Anesthesiology is at an inflection point. Some worry that this is the perfect storm, but I think this is the perfect opportunity for us to leverage our expertise to hospitals to improve efficiency, patient safety, and workplace culture. Anesthesiology leaders need to have honest conversations with hospital administrators and their physician colleagues to find solutions that will find the win-wins.
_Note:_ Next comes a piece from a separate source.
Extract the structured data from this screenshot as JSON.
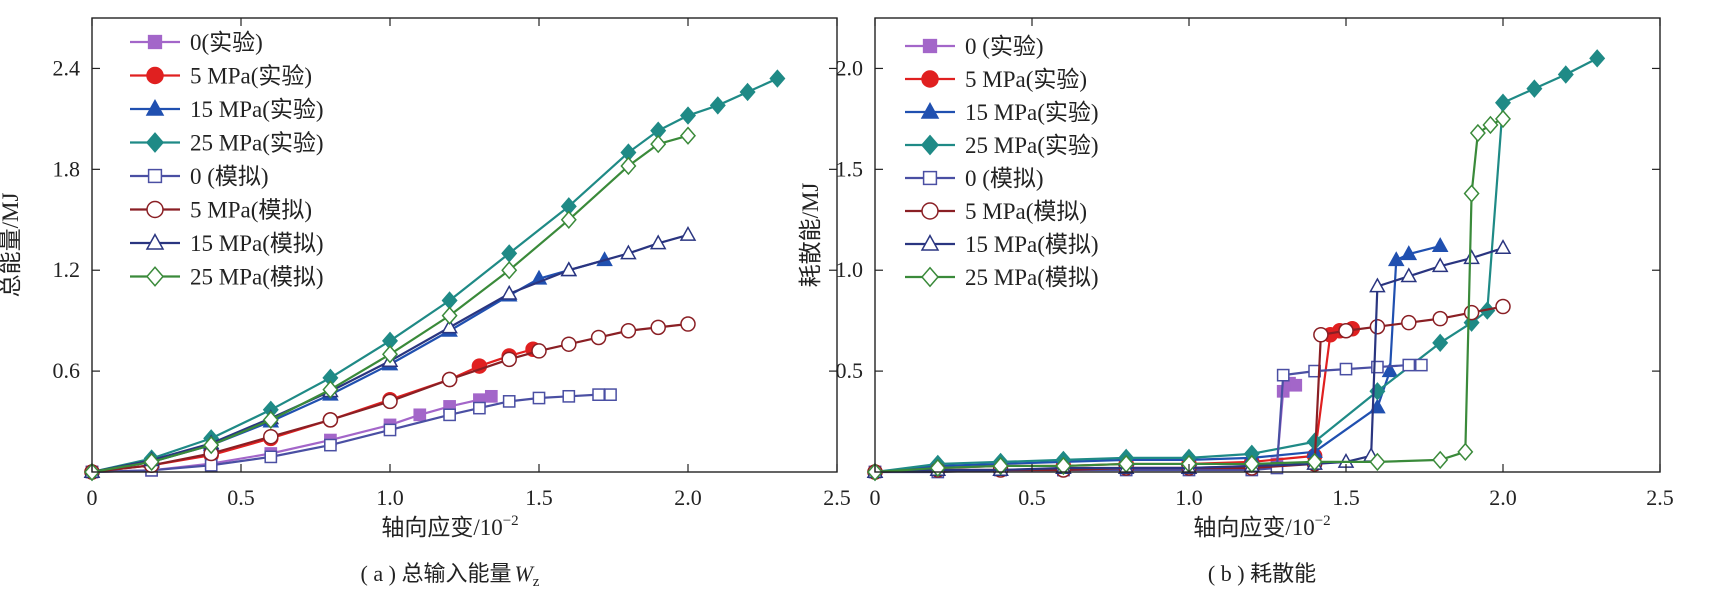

At the same time, we need to harness the desire of so many graduating medical students who want to become anesthesiologists. This includes efforts to increase residency opportunities to Americans going to foreign medical schools by facilitating U.S. accreditation of these schools (sites.ed.gov/ncfmea/). Although I am in a freestanding children’s hospital, we have provided pediatric anesthesia training for decades to residents in the military and other academic institutions in Texas. Working with residents is rewarding, helps with OR staffing, and really keeps all of us on our toes. It is also an economically viable model. I would encourage private practices to consider opening their doors, either creating their own residencies or partnering with other academic institutions to expand residency programs through private funding, until we can get more federal funding for expansion. This is the time to leverage the respect we have for our profession to increase our workforce and improve our relationships with hospital administrators. Carpe diem!